Regardless of how ‘deserts’ in Australia were created, the high vegetation levels we see today in arid Australia might be explained through a recent phenomenon. Increased levels of carbon dioxide have helped boost green foliage across regions over the past 30 years through a process called CO2 fertilisation, according to CSIRO research. In findings based on satellite observations, CSIRO, in collaboration with the Australian National University, found that CO2 fertilisation correlated with an 11 per cent increase in foliage cover from 1982-2010 across parts of the arid areas studied in Australia, North America, the Middle East and Africa.

Finally, I want to share with you a recent example of changes in arid Australia caused by direct human intervention. A new study by UNSW scientists has shown how dingoes’ presence – and absence – affects the ‘desert landscape’ in Australia through direct intervention. The Dingo Fence is one of the longest structures in the world, stretching for over 5,000 kilometres across the Australian continent and straddling the borders of South Australia, New South Wales and Queensland. Over the years, the dune fields of the near dingo-free side of the fence have been transformed. Feral fox and cat populations flourished without the competition of a larger predator. The native population of herbivores, such as hopping mice, suffered, and native vegetation cover increased in their absence.[1]

Dingo Fence near Camerons Corner. Photo courtesy Ilya Genkin.

The increased vegetation also altered the patterns of wind flow and sand movement and how the sand settled on the sand dunes. Increased vegetation cover locked down the sand and sediment and allowed the wind to ‘flow’ over the top, creating taller dune peaks. In contrast, on the South Australia and Queensland side of the fence, where dingoes were still present, the dunes were generally ‘flatter’ and not as tall.

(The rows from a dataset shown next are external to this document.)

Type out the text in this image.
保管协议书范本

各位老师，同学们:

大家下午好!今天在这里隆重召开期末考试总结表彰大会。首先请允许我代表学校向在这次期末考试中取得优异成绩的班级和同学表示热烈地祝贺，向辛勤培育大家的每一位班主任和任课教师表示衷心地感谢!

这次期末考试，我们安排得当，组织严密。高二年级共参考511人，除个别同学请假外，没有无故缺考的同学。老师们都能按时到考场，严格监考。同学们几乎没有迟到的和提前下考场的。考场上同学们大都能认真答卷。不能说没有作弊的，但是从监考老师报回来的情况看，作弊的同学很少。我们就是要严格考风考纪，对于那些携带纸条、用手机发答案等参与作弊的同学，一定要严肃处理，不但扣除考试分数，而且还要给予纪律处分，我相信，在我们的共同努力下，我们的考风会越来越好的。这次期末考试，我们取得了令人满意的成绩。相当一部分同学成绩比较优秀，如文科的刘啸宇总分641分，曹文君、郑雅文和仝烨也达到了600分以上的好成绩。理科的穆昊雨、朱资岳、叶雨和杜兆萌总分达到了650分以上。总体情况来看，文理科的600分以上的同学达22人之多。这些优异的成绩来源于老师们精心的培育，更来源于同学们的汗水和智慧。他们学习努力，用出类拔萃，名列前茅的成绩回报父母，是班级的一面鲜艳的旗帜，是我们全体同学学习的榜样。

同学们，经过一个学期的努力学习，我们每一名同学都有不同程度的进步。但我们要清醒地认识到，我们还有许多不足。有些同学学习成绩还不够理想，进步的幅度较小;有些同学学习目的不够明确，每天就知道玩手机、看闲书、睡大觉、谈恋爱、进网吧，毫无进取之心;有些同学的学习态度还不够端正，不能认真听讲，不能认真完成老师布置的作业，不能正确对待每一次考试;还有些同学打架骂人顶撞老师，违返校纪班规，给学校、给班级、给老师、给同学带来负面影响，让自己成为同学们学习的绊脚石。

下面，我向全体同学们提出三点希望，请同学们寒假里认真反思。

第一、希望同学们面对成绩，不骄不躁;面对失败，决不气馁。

Associate Professor Mike Letnic, who led the UNSW School of Biological Earth and Environmental Sciences research team, demonstrated that removing predators can trigger trophic cascades that have far-reaching implications.

If you get the opportunity to travel through arid Australia and you marvel at the landscape in front of you, stop and ponder the thought that what you are witnessing might be a direct result of human occupation for millennia that has contributed to changing climatic patterns, especially rain, and that you are not really in a natural desert.


[1] There is a similar story regarding predator interactions and consequences in the forests east of the Great Dividing Range in New South Wales. South of Barrington Tops, there are few dingoes in the wild and feral foxes and cats flourish. Sadly, as a result, there are few small ground-dwelling native mammals. North of Barrington Tops, there are large populations of dingoes and few cats and foxes. Consequently, there are greater numbers and diversity of small ground-dwelling native mammals. See Catling, P. C. and Burt, R. J. (1994) Studies of the ground-dwelling mammals of eucalypt forests in south-eastern New South Wales: the species, their abundance and distribution. Wildlife Research 21: 219-239; Catling, P. C. and Burt, R. J. (1995) Why are red foxes absent from some eucalypt forests in eastern New South Wales? Wildlife Research 22(5): 535-546; Catling, P. C. and Burt, R. J. (1997) Studies of the ground-dwelling mammals of eucalypt forests in north-eastern New South Wales: the species, their abundance and distribution. Wildlife Research 24: 1-19; Glen, A. S., et al. (2007) Evaluating the role of the dingo as a trophic regulator in Australian ecosystems. Austral Ecology 32: 492-501

2 thoughts on “Are Australia’s deserts really deserts?”

  1. Having travelled with a convoy in 2015 along the Canning Stock Route (taking in parts of the Great Sandy, Little Sandy, Tanami and Gibson deserts), I never once saw Omar Sharif appear out of the haze riding a camel (and there were plenty of those). By any definition, which relies upon credible film footage for support I’d say no, they’re not deserts.